Many of us feel torn between the slick and modern and the reassuringly humble. We love both high tech and home-cooked, digital and spiritual, do-it-yourself and have-your-robot-do-it-for-you — and artists are no different. This spring, we’ll see exhibitions that glorify good old-fashioned subjectivity and the lovingly hand-crafted happily coexisting with a great wave of shows here to strut their cyber-stuff.

Our tumultuous inner life is the focus of "Getting Emotional" at the Institute of Contemporary Art (955 Boylston Street in Boston; May 18 through September 5), in which work by 33 artists including Sam Taylor-Wood, Chloe Piene, and Catherine Opie attempts to depict complex human emotion without falling into the scary abyss of sentimentality. A kind of unglued nostalgia for 1970s Process Art inspires "Over + Over: Passion for Process" at the Addison Gallery of American Art (180 Main Street at Phillips Academy in Andover; April 30 through July 31), in which obsessive practitioners of extreme craft including Tom Friedman, Liza Lou, and Jennifer Maestre show how everyday items and traditional craft methods in the hands of artists with a compulsion for time and labor-intensive processes can speak volumes about the human psyche. Also reflecting a high level of personal compulsion, "Deep Clean" at the Essex Art Center (56 Island Street in Lawrence; April 8 through June 9) features a multimedia installation by Sophia Ainslie that includes a one-ton bale of recycled laundry detergent bottles.

Always a welcome sign of spring is "The DeCordova Annual Exhibition" at the DeCordova Museum and Sculpture Park (51 Sandy Pond Road in Lincoln; April 30 through July 31), which this year presents 10 artists from four New England states. Not content to stay put, art will also be seen taking to the streets — look for the Institute for Infinitely Small Things, a guerrilla initiative that finds "corporate commands" in public spaces (such as an ad for Nike’s "Just do it") and performs them on site. "Corporate Commands," an exhibition at Space 200 (200 State Street in Boston; April 22 through May 29), documents this process while creating a research lab to explore what happens when we do what corporations tell us to do.

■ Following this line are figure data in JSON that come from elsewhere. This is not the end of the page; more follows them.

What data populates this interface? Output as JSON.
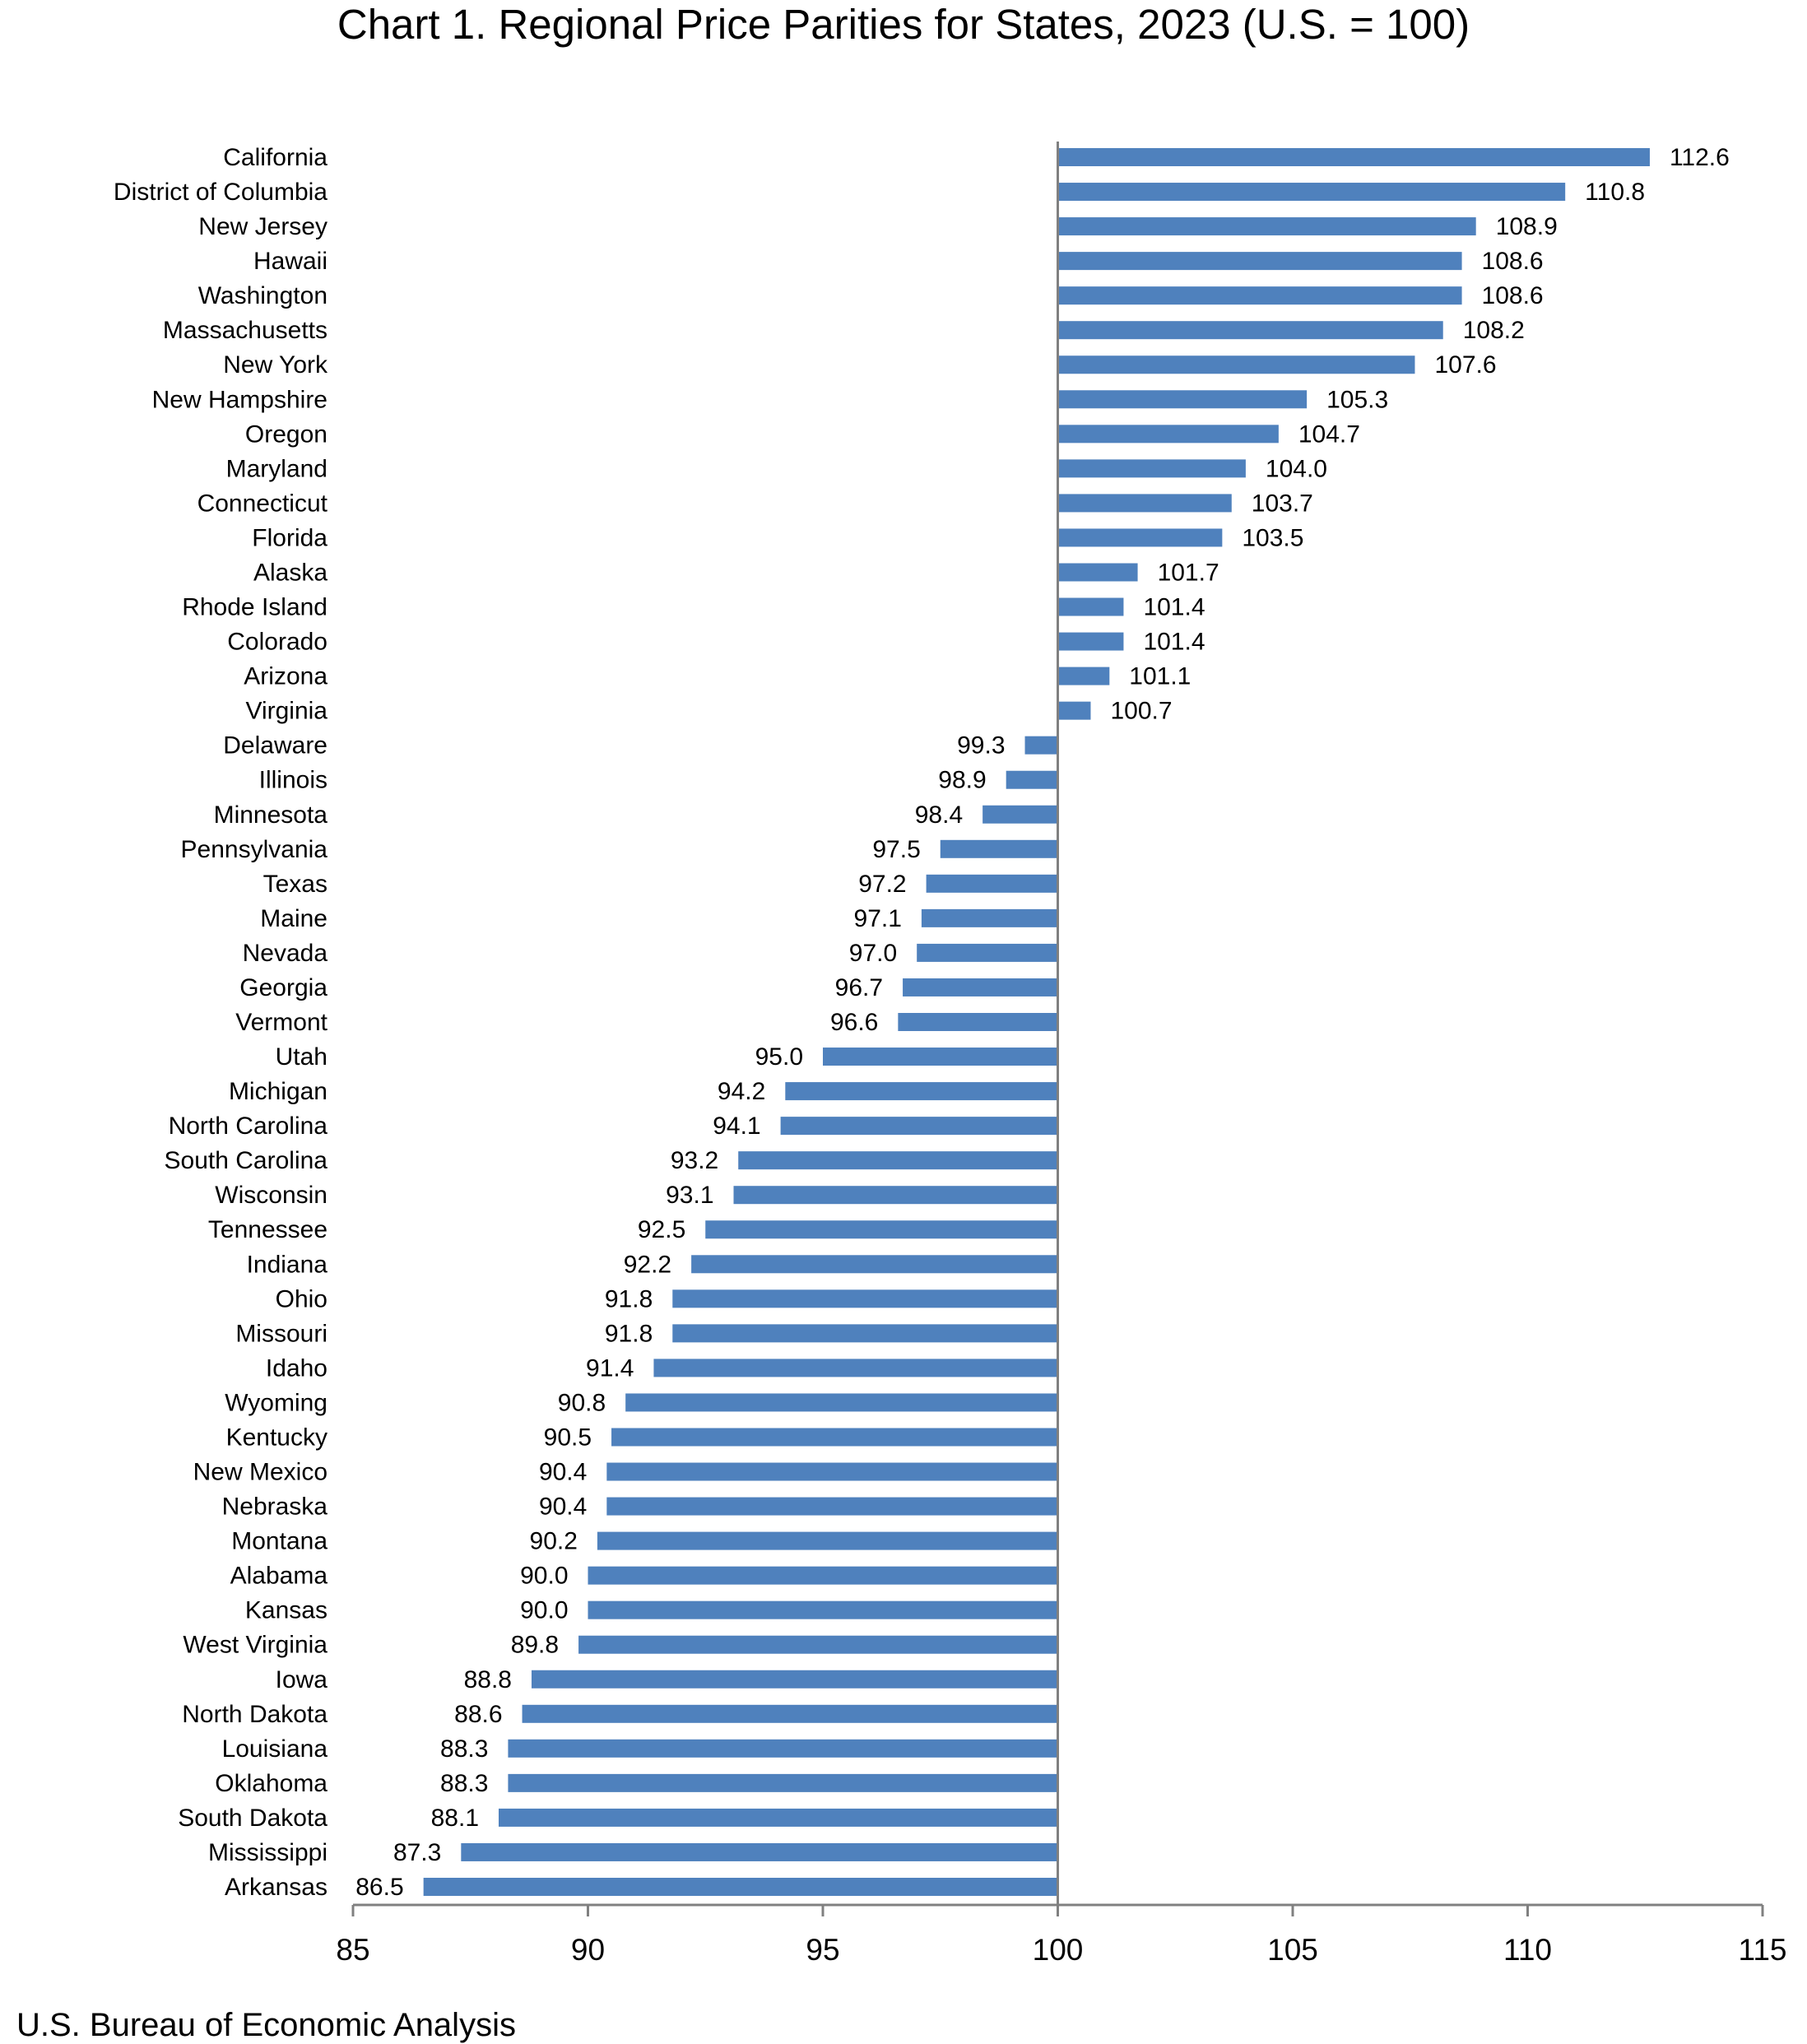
{
  "chart_data": {
    "type": "bar",
    "orientation": "horizontal",
    "title": "Chart 1. Regional Price Parities for States, 2023 (U.S. = 100)",
    "source": "U.S. Bureau of Economic Analysis",
    "baseline": 100,
    "xlim": [
      85,
      115
    ],
    "xticks": [
      85,
      90,
      95,
      100,
      105,
      110,
      115
    ],
    "bar_color": "#4f81bd",
    "axis_color": "#808080",
    "grid": false,
    "categories": [
      "California",
      "District of Columbia",
      "New Jersey",
      "Hawaii",
      "Washington",
      "Massachusetts",
      "New York",
      "New Hampshire",
      "Oregon",
      "Maryland",
      "Connecticut",
      "Florida",
      "Alaska",
      "Rhode Island",
      "Colorado",
      "Arizona",
      "Virginia",
      "Delaware",
      "Illinois",
      "Minnesota",
      "Pennsylvania",
      "Texas",
      "Maine",
      "Nevada",
      "Georgia",
      "Vermont",
      "Utah",
      "Michigan",
      "North Carolina",
      "South Carolina",
      "Wisconsin",
      "Tennessee",
      "Indiana",
      "Ohio",
      "Missouri",
      "Idaho",
      "Wyoming",
      "Kentucky",
      "New Mexico",
      "Nebraska",
      "Montana",
      "Alabama",
      "Kansas",
      "West Virginia",
      "Iowa",
      "North Dakota",
      "Louisiana",
      "Oklahoma",
      "South Dakota",
      "Mississippi",
      "Arkansas"
    ],
    "values": [
      112.6,
      110.8,
      108.9,
      108.6,
      108.6,
      108.2,
      107.6,
      105.3,
      104.7,
      104.0,
      103.7,
      103.5,
      101.7,
      101.4,
      101.4,
      101.1,
      100.7,
      99.3,
      98.9,
      98.4,
      97.5,
      97.2,
      97.1,
      97.0,
      96.7,
      96.6,
      95.0,
      94.2,
      94.1,
      93.2,
      93.1,
      92.5,
      92.2,
      91.8,
      91.8,
      91.4,
      90.8,
      90.5,
      90.4,
      90.4,
      90.2,
      90.0,
      90.0,
      89.8,
      88.8,
      88.6,
      88.3,
      88.3,
      88.1,
      87.3,
      86.5
    ]
  }
}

"Bruce Bemis: Reciprocal Illumination" comes to the Mills Gallery at the Boston Center for the Arts (539 Tremont Street in Boston; April 8 through June 5). Bemis is known for creating sophisticated film experiences with a distinctly retro feel using whirring projectors and looping film, and his installation is part of the citywide biennial Boston Cyberarts Festival (April 22 through May 8), which is now in its fourth incarnation. Other planned cyber-events and exhibitions include "Shadow Play: Scott Snibbe" at Art Interactive (130 Bishop Allen Drive in Cambridge; April 23 through July 3), in which viewers interact with their shadows, and "Land/Mark: Locative Media and Photography" at the Photographic Resource Center at Boston University (832 Commonwealth Avenue in Boston; April 8 through May 5), which examines how we "map" the terrain we occupy using the zippy tools of global positioning and new media to give scientific credibility to what is often a highly subjective endeavor. Another modern take on where, exactly, we find ourselves is "Air Lines: Photographs by Alex MacLean" at the Peabody Essex Museum (East India Square in Salem; May 14 through January 22), which features aerial photography by an eagle-eyed pilot.

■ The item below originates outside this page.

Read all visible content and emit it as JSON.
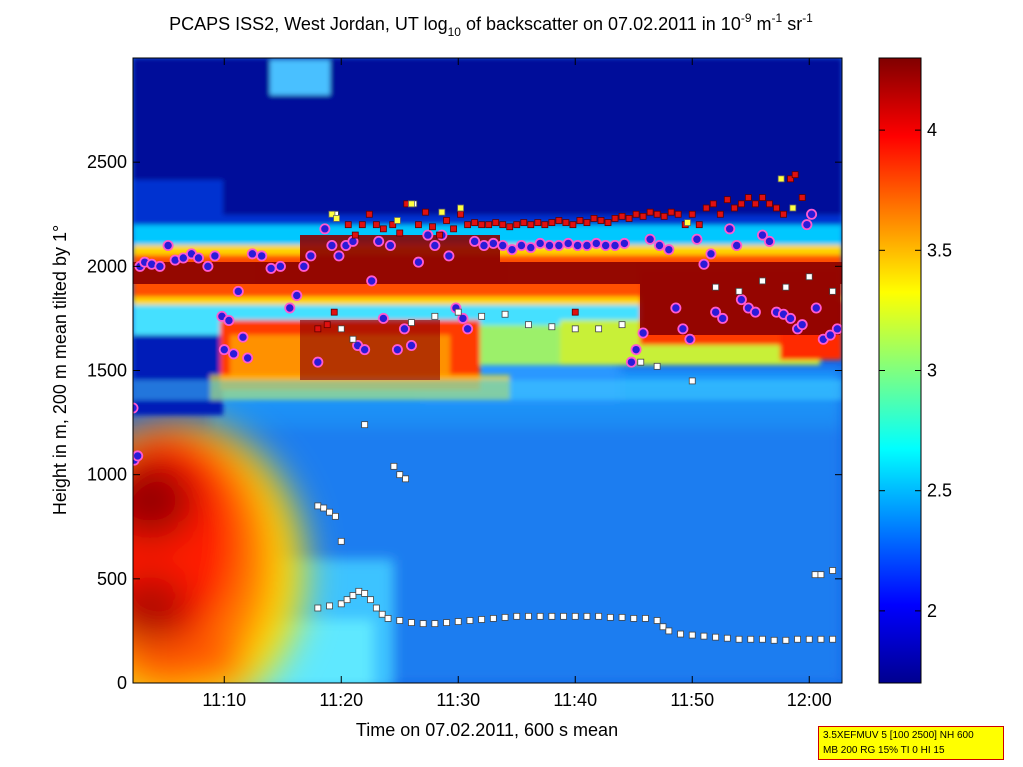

Reality and the nature of originality are at issue in "Sturtevant, the Brutal Truth" at MIT’s List Visual Art Center (32 Ames Street in Cambridge; May 11 through July 10). Sturtevant has been replicating artworks made by her male colleagues for decades now, from Andy Warhol to Paul McCarthy. As the artist seems to have foreseen, the question of what is "handmade" or "original" just gets more and more slippery. "Xavier Veilhan: The Hyperrealist Project" and "Double Take: Photorealism from the ’60s and ’70s" at the Rose Art Museum (415 South Street at Brandeis University in Waltham; May 19 through July 31) both take on photorealism, a style of painting whose reputation has, I’m happy to see, been resurrected lately. And painting that explores painting — the mark made by brush on canvas, to be precise — is on view in "Jodie Manasevit: Just Paintings" at the Worcester Art Museum (55 Salisbury Street in Worcester; May 13 through August 21).